The Court notes Defendant’s objections to these letters as hearsay inadmissible for summary judgment purposes. However, at the pretrial conference on July 9, 2007, Plaintiffs indicated that they would present Valentino and LeBlanc as live witnesses at trial. Such statements will, therefore, be presented at trial in a manner admissible for the jury’s consideration. On this basis, the Court will deny summary judgment. The Court further notes that any statements made by Hernandez, UPS’s agent, and repeated by LeBlanc and Valentino are admissible as a statement by a party opponent. See Fed. R. Evid. 801(d)(2).

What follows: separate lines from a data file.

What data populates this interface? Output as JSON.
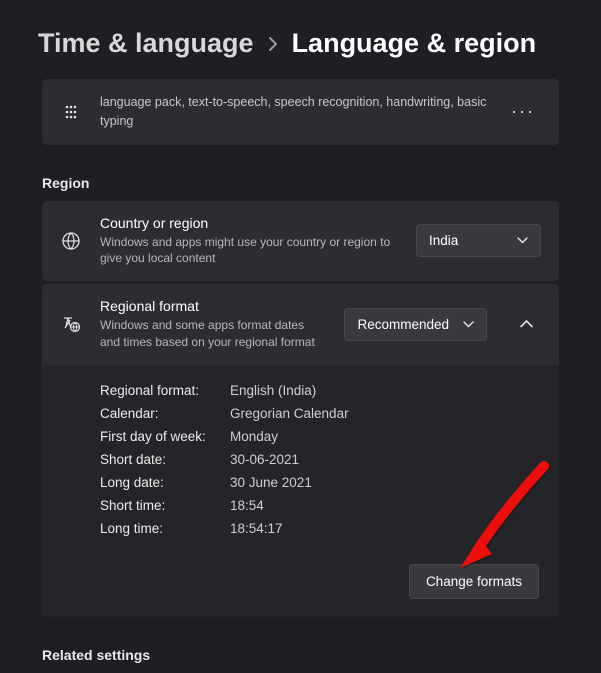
{
  "breadcrumb": {
    "parent": "Time & language",
    "current": "Language & region"
  },
  "language_card": {
    "description": "language pack, text-to-speech, speech recognition, handwriting, basic typing"
  },
  "region_section": {
    "title": "Region",
    "country": {
      "title": "Country or region",
      "description": "Windows and apps might use your country or region to give you local content",
      "selected": "India"
    },
    "format": {
      "title": "Regional format",
      "description": "Windows and some apps format dates and times based on your regional format",
      "selected": "Recommended",
      "details": {
        "regional_format_label": "Regional format:",
        "regional_format_value": "English (India)",
        "calendar_label": "Calendar:",
        "calendar_value": "Gregorian Calendar",
        "first_day_label": "First day of week:",
        "first_day_value": "Monday",
        "short_date_label": "Short date:",
        "short_date_value": "30-06-2021",
        "long_date_label": "Long date:",
        "long_date_value": "30 June 2021",
        "short_time_label": "Short time:",
        "short_time_value": "18:54",
        "long_time_label": "Long time:",
        "long_time_value": "18:54:17"
      },
      "change_button": "Change formats"
    }
  },
  "related_settings": {
    "title": "Related settings"
  }
}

Defendant argues that, even if the statements constitute slander per se, Plaintiffs are still required to present evidence to recover damages beyond those that are presumed, including lost profits, incurred costs, lost time value, and future injury. The Court agrees. See Tex. Disposal Sys. Landfill, Inc. v. Waste Mgmt. Holdings, Inc., 219 S.W.3d 563 (Tex. App.—Austin 2007, no pet.). However, this does not cause Plaintiffs’ defamation claim to fail as a whole; because the Court has found the alleged statements potentially actionable as defamation per se, general damages are presumed, and Plaintiffs have met this element of their claim for purposes of summary judgment. Defendants filed a Motion to Exclude Untimely, Supplemental Damages Evidence, and Motion to Strike Pleadings of Special Damages and Lost Profits on June 22, 2007, which is not yet ripe for determination. The Court will address the remaining issues regarding special damages in its consideration of that motion.
The court noted that the phrase “walking E & O” refers to a person whose work performance is likely to cause the company to file a claim with its errors and omissions insurer. Brown, 178 S.W.3d at 382 n.4.